Let's see... the most spiritual of the week was a talk by Elder Bednar (on video) wherein he was talking about the character of Christ and a certain relief society president who had such character. She had called him while he was serving as stake president because three girls were in a car crash and were going to a hospital near him. She was asking him to go identify them. He could hear that she was talking to a nurse on a second phone and and that nurse, during the conversation, positively identified her daughter as the one of the three who was dead. Rather than make any mention of it she simply asked him to go identify the other two and notify their mothers. Later on, the day of her only child's funeral, a member-- I believe Elder Bednar used the phrase "self-entitled member"-- of her relief society (unaware of her daughter) called her and chewed her out because she was sick (Bednar said a cold or something of that sort) and no one in the relief society had brought her food. Rather than get angry, she simply picked up some food for her on the way to her daughter's funeral (she being a single parent to that only child). Like Christ, she was thinking outward when most would think inward. This, as he referred to it, is true conversion: beyond having a testimony of the goodness of Christ and truly emulating him. 

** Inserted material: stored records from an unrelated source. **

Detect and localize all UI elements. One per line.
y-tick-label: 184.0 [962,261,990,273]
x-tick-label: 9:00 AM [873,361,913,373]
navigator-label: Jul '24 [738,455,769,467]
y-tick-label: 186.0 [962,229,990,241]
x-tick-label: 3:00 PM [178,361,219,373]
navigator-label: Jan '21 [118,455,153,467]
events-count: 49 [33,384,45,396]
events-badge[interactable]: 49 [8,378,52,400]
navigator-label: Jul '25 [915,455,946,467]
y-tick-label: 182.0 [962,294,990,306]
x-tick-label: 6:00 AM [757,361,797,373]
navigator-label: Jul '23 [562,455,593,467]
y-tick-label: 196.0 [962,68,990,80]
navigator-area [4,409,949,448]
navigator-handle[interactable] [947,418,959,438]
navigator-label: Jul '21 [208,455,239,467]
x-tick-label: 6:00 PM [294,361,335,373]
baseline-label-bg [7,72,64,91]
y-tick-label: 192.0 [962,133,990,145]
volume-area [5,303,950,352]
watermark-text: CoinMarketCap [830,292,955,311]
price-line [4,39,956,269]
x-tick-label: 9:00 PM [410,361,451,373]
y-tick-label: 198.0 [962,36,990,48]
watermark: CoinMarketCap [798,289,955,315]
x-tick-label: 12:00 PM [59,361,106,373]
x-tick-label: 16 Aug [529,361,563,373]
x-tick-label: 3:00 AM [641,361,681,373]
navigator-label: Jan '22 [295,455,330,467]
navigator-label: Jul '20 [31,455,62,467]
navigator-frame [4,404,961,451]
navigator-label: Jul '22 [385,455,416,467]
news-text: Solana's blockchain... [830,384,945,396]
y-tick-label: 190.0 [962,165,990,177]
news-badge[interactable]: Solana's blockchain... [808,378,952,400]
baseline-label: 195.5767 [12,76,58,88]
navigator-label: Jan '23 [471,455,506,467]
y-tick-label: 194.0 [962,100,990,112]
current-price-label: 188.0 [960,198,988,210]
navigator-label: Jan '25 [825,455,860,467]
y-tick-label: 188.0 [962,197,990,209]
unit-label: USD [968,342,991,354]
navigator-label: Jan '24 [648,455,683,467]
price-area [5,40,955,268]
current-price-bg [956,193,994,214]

Oh and as to my prayers they're certainly getting more real than when I first started doing them in spanish. 

I remember your cell phone number mom haha okay I'll remember to call your phone if we are allowed to call from the airport. 

How is Holland doing? when are they doing the surgery? 

I don't need anything. Umm I have a haircut appointment today. By the way, I never realized how soon after the people who would eventually be called Zoramites left jerusalem after the Lehites, about 11 years.

Here is a picture from this week.

Here is Chad's email to his dad:
I'm just glad I have Conference this week, if it were just a week later I'd have no clue what they're saying haha. Well I'd know some things but I would not be able to keep up with 2 hours of talking in spanish. Elected to donate platelets? By whom? I'm sure next week will be a particularly humbling week in the proselyting profession as well, but it'll be great. so we leave the CCM on Monday evening. I can't wait until such time as I kind of figure out what I'm doing. But in the interim I'll enjoy how much I'll be forced to learn.